First, we have the following lemma:

**Lemma** YYY

With the lemma, we can prove the theorem as follows....

*Proof of lemma.* (proof goes here)

In both cases, the first step in the proof is showing we can move our goal to something simpler.

However, there are a few caveats to this style of proof. First, because lots of logical implications go only one way, you need to make sure that you are writing down things which imply your conclusion and NOT just things that follow from your conclusion. Second, because you are not proceeding in a simple order from things you know to things you don't, it is much easier to make mistakes with circular reasoning.

Third, and perhaps most important, while working backwards can make things easier for discovering a proof, it is difficult to read a long proof that is written entirely backwards. The decision to put part of the end at the beginning (or in general, to do anything out of the standard forwards order) must only be done when it improves clarity of exposition.

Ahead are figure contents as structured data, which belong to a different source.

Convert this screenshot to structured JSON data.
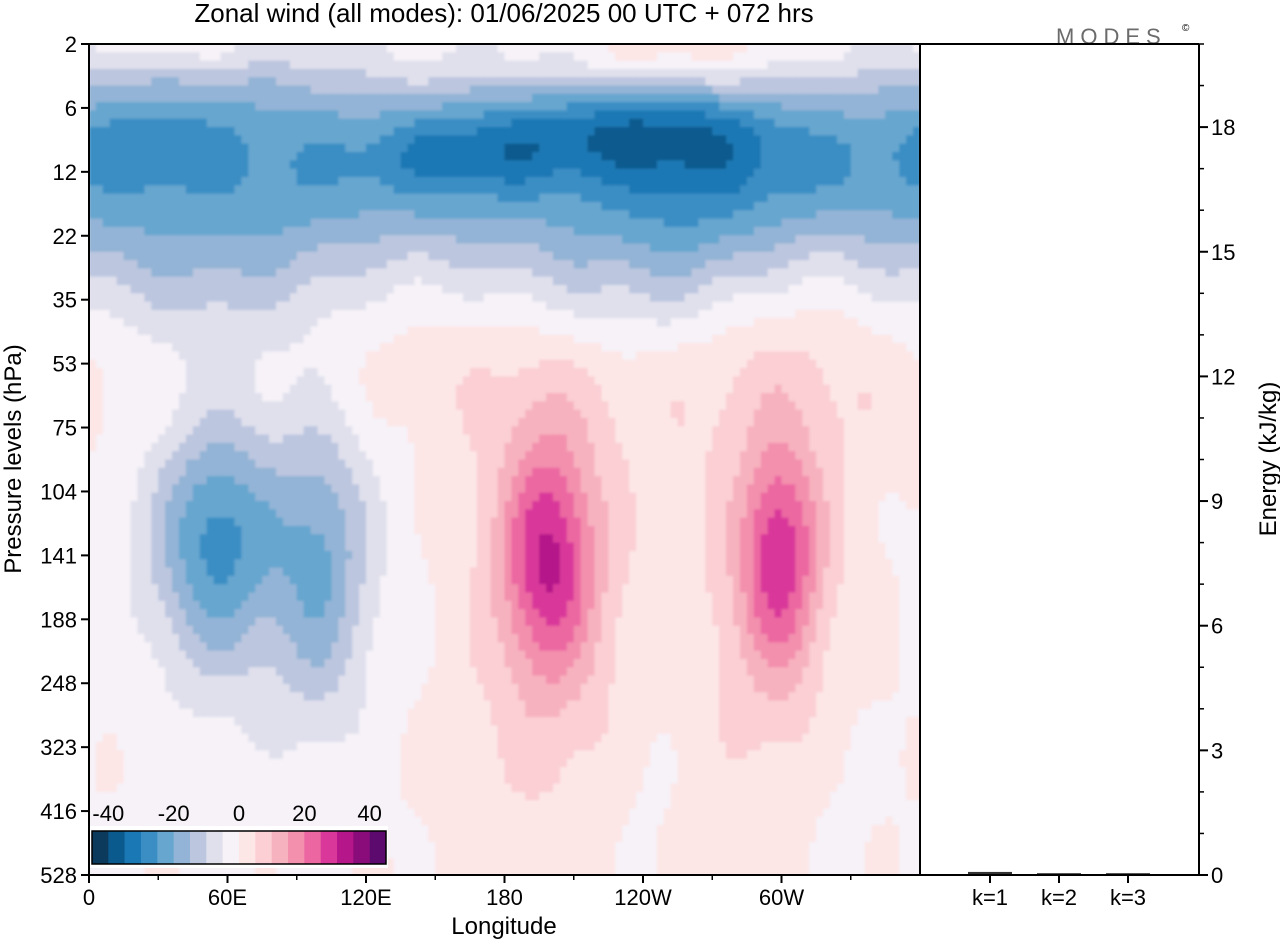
{
  "title": "Zonal wind (all modes):  01/06/2025  00 UTC  + 072 hrs",
  "logo": "MODES",
  "logo_mark": "©",
  "chart_data": [
    {
      "type": "heatmap",
      "title": "Zonal wind (all modes):  01/06/2025  00 UTC  + 072 hrs",
      "xlabel": "Longitude",
      "ylabel": "Pressure levels (hPa)",
      "x_ticks": [
        "0",
        "60E",
        "120E",
        "180",
        "120W",
        "60W"
      ],
      "x_tick_degrees": [
        0,
        60,
        120,
        180,
        240,
        300
      ],
      "xlim": [
        0,
        360
      ],
      "y_ticks": [
        "2",
        "6",
        "12",
        "22",
        "35",
        "53",
        "75",
        "104",
        "141",
        "188",
        "248",
        "323",
        "416",
        "528"
      ],
      "y_axis": "model levels (top 2 hPa, bottom 528 hPa)",
      "colorbar": {
        "ticks": [
          "-40",
          "-20",
          "0",
          "20",
          "40"
        ],
        "range": [
          -45,
          45
        ],
        "step": 5,
        "colors": [
          "#0c3a5c",
          "#0a5a8e",
          "#1a78b4",
          "#3a8ec4",
          "#66a6cf",
          "#93b4d6",
          "#bcc6df",
          "#e0e0ec",
          "#f6f2f8",
          "#fde6e6",
          "#fbcfd4",
          "#f7b2bf",
          "#f390ad",
          "#ec67a1",
          "#d9389a",
          "#b5168a",
          "#8a0b7a",
          "#5c0a6e"
        ]
      },
      "field_features": [
        {
          "name": "stratospheric easterly jet",
          "center_lon": 240,
          "center_level": "12",
          "value": -36
        },
        {
          "name": "upper easterly band",
          "center_lon": 180,
          "center_level": "12",
          "value": -30
        },
        {
          "name": "westerly cap",
          "center_lon": 250,
          "center_level": "2",
          "value": 12
        },
        {
          "name": "easterly core",
          "center_lon": 50,
          "center_level": "141",
          "value": -22
        },
        {
          "name": "easterly core",
          "center_lon": 100,
          "center_level": "141",
          "value": -18
        },
        {
          "name": "westerly jet",
          "center_lon": 200,
          "center_level": "141",
          "value": 25
        },
        {
          "name": "westerly jet",
          "center_lon": 300,
          "center_level": "141",
          "value": 23
        }
      ]
    },
    {
      "type": "bar",
      "categories": [
        "k=1",
        "k=2",
        "k=3"
      ],
      "values": [
        0.05,
        0.02,
        0.02
      ],
      "ylabel": "Energy (kJ/kg)",
      "y_ticks": [
        "0",
        "3",
        "6",
        "9",
        "12",
        "15",
        "18"
      ],
      "ylim": [
        0,
        20
      ]
    }
  ]
}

The main reason it might improve clarity is because you have to spend a significant amount of time working towards something that seems off topic, unmotivated, or intermediate. Putting the end of the proof first in these cases means that the reader knows what they are working towards and why they are working towards it.

Please note that putting the end of a proof at the beginning and then jumping to the beginning is very different from doing the proof backwards. Until you appreciate the difference, and until you are sure that you have a very good reason for doing so and have seen enough examples to know how to do so clearly, this is not a proof-writing technique that I would recommend. Yes, if done right, it makes things clearer. However, if done wrong, it either makes things more complicated or introduces logical errors.